Beispiel: Hat ein Bote ohne Vereinbarung der wöchentlichen Arbeitszeit nur zwölf Stunden gearbeitet, muss der Apotheker trotzdem die vorgeschriebenen 20 Stunden vergüten. Hier werden zu den tatsächlich geleisteten zwölf Arbeitsstunden nämlich noch acht fiktive Arbeitsstunden hinzugerechnet. In diesem Fall ist die 450-€-Grenze schnell überschritten, sodass das Arbeitsverhältnis sozialversicherungspflichtig wird und die Möglichkeit der Pauschalversteuerung entfällt.

Erforderlich ist es auch, bei einer Arbeit auf Abruf eine Mindest- oder eine Höchstarbeitszeit zu vereinbaren (nicht aber beides zusammen!). Die Mindestarbeitszeit darf nicht um mehr als 25% überschritten und die Höchstarbeitszeit um nicht mehr als 20% unterschritten werden.

Im Übergangsbereich gelten die Regeln zum Midijob

Erhält ein Arbeitnehmer regelmäßig zwischen 450,01 € und 1.300,00 € monatlich, übt er einen Midijob aus.
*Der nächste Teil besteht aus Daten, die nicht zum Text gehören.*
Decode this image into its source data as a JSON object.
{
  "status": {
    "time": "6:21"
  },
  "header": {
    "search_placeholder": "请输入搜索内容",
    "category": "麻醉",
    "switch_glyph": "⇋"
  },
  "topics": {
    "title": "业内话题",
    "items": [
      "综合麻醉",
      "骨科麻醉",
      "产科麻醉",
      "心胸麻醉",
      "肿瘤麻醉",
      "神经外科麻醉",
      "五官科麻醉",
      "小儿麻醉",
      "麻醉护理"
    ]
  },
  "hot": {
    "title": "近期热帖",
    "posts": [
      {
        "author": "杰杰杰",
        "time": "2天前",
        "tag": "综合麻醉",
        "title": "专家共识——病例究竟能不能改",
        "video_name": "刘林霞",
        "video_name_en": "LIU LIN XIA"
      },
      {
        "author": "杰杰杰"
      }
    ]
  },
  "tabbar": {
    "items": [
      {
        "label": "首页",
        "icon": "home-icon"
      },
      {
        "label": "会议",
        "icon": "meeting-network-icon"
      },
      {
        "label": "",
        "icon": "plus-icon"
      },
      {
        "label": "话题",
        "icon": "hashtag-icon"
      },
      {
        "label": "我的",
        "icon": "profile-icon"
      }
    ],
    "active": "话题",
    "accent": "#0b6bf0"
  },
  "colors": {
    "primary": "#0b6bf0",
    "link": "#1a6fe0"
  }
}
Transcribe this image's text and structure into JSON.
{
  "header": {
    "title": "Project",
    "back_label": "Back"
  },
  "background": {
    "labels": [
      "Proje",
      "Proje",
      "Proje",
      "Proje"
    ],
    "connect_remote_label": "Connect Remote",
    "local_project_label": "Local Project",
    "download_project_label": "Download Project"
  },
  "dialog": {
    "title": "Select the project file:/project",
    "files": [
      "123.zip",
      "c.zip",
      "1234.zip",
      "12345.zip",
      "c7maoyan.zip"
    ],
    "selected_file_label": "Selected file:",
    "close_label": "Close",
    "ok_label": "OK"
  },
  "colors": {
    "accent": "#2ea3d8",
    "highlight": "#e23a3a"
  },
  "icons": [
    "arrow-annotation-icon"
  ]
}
In diesem Fall zahlen Sie bereits volle Sozialversicherungsbeiträge, während diese beim Arbeitnehmer reduziert sind.

Was Sie in der Coronakrise wissen müssen

Minijobber sind den anderen Arbeitnehmern auch im Krankheitsfall gleichgestellt. Ist der Minijobber an Covid-19 erkrankt, gilt daher die regelmäßige Lohnfortzahlung. Steht er hingegen unter Quarantäne, können die entsprechenden Kosten nach dem Infektionsschutzgesetz erstattet werden (vgl. AWA 6/2020).

Müssen z.B. Boten aufgrund der Coronakrise Überstunden leisten, liegt ein klassisches unvorhersehbares Ereignis vor, sodass die Verdienstgrenzen – wie beschrieben – überschritten werden dürfen.

Können oder müssen Sie Kurzarbeit einführen, sind aktuell einige Erleichterungen beschlossen worden (vgl. auch den Beitrag "Ein Virus und viele rechtliche Fragen"). Für Minijobber bleibt es aber bei der Altregelung: Mit ihnen kann keine Kurzarbeit vereinbart werden, weil sie nicht sozialversicherungspflichtig sind.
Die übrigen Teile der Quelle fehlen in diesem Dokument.